Es geht immer ein bisschen unter, aber einen darf man bei den jüngsten Erfolgen des DFB-Teams nicht vergessen: Joshua Kimmich. Der Kapitän muss als Rechtsverteidiger ran, das kann er zwar ausgezeichnet, es ist aber nicht seine Leib-und-Magen-Position. Trotzdem schafft es Kimmich von dort, was doch ein Stückchen weiter weg vom berühmten letzten Drittel ist, immer wieder entscheidend Einfluss zu nehmen. Der Kapitän geht voran, hat gemeinsam mit Jamal Musiala die Idee zur Schlitzohr-Ecke zum zwischenzeitlichen 2:0 im Rückspiel. Ohnehin: Kimmich ist an jedem DFB-Tor beteiligt, wird defensiv aber auch praktisch nicht gefordert.

Verlierer:

Alexander Nübel kam in beiden Spielen gar nicht zum Einsatz - und doch gehört er zu den Verlierern der zurückliegenden DFB-Reise. Denn von der Bank aus musste er mit ansehen, wie Oliver Baumann eine mehr als solide Leistung ablieferte. Bundestrainer Nagelsmann hatte vor den beiden Spielen noch betont, dass er beide Torhüter auf einem Niveau sehe - es sei eine "Millimeterentscheidung" gewesen. Nübel bekam einst beim FC Bayern nicht die Chance, der Nachfolger von Manuel Neuer zu werden. Er flüchtete, erst nach Monaco, nun glänzt er in Stuttgart. Bei den Bayern hat er eigentlich immer noch einen Vertrag - dort aber gibt es mit Jonas Urbig einen neuen, jungen, aufstrebenden Keeper, der eine Rückkehr zunichte machen könnte. Ähnliches droht im jetzt im Nationalteam.

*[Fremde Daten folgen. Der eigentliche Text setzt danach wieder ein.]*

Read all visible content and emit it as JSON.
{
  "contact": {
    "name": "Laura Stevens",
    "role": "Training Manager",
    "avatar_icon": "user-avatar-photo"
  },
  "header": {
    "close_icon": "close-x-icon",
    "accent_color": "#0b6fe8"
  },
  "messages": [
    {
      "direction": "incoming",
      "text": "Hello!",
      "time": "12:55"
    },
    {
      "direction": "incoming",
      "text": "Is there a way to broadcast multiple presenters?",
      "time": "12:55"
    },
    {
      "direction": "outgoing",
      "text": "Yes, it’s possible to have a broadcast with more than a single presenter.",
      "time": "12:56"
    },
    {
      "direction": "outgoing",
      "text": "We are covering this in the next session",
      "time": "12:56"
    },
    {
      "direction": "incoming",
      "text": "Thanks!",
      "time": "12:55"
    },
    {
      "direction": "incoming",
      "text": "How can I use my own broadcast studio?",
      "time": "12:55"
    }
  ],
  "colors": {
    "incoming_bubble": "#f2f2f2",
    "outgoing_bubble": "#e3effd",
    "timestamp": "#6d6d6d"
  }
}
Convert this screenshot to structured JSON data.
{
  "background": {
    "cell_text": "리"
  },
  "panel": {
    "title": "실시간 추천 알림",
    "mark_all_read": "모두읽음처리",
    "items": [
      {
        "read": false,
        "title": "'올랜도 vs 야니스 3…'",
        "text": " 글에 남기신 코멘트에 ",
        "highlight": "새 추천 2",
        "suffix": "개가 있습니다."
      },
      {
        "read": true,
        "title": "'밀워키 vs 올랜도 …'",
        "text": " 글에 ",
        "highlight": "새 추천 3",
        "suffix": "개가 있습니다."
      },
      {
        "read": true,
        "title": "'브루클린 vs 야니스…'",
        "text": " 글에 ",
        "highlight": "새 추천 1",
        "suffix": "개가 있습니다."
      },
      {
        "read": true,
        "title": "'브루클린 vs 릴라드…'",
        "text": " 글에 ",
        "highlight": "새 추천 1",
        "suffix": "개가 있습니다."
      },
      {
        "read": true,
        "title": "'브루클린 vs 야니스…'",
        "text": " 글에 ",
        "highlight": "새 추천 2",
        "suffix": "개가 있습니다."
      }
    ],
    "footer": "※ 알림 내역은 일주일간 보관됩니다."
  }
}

Die deutsche Fußballwelt (besonders der Bundestrainer) wird nicht müde, es zu betonen: Leroy Sané ist einer besten deutschen Kicker, die es derzeit gibt - was seine Anlagen angeht. Doch oft macht er daraus zu wenig. Im Hinspiel zeigte er sich noch bemüht, aber glücklos. Im Rückspiel wurde es dann auch nicht besser. Die Ansätze sind immer da, doch häufig verdribbelt er sich dann doch.

Dabei wäre es eigentlich die einmalige Chance von Sané gewesen. Serge Gnabry wurde nicht nominiert, Florian Wirtz und Kai Havertz fehlten verletzt. Doch die frei gewordenen Plätze kann der Bayern-Star nicht für sich nutzen. Sein Vertrag bei den Münchnern läuft im Sommer aus. Von der Entscheidung über seine Zukunft hängt auch ab, ob er bei der WM 2026 eine große Rolle spielen wird.

Niclas Füllkrug hat bislang eine Seuchensaison hinter sich. Das Verletzungspech hängt ihm nach: Erst zwickt die Achillessehne, dann der Oberschenkel. Deshalb kann er sich auch bei West Ham United nicht durchsetzen. Beim Abschlusstraining vor dem Hinspiel war er noch als Zuschauer, um seine Kollegen anzufeuern. Er muss aufpassen, dass das nicht zum Dauerzustand wird. Denn dem Publikumsliebling droht das WM-Aus, schließlich müsste er auch noch Kleindienst verdrängen.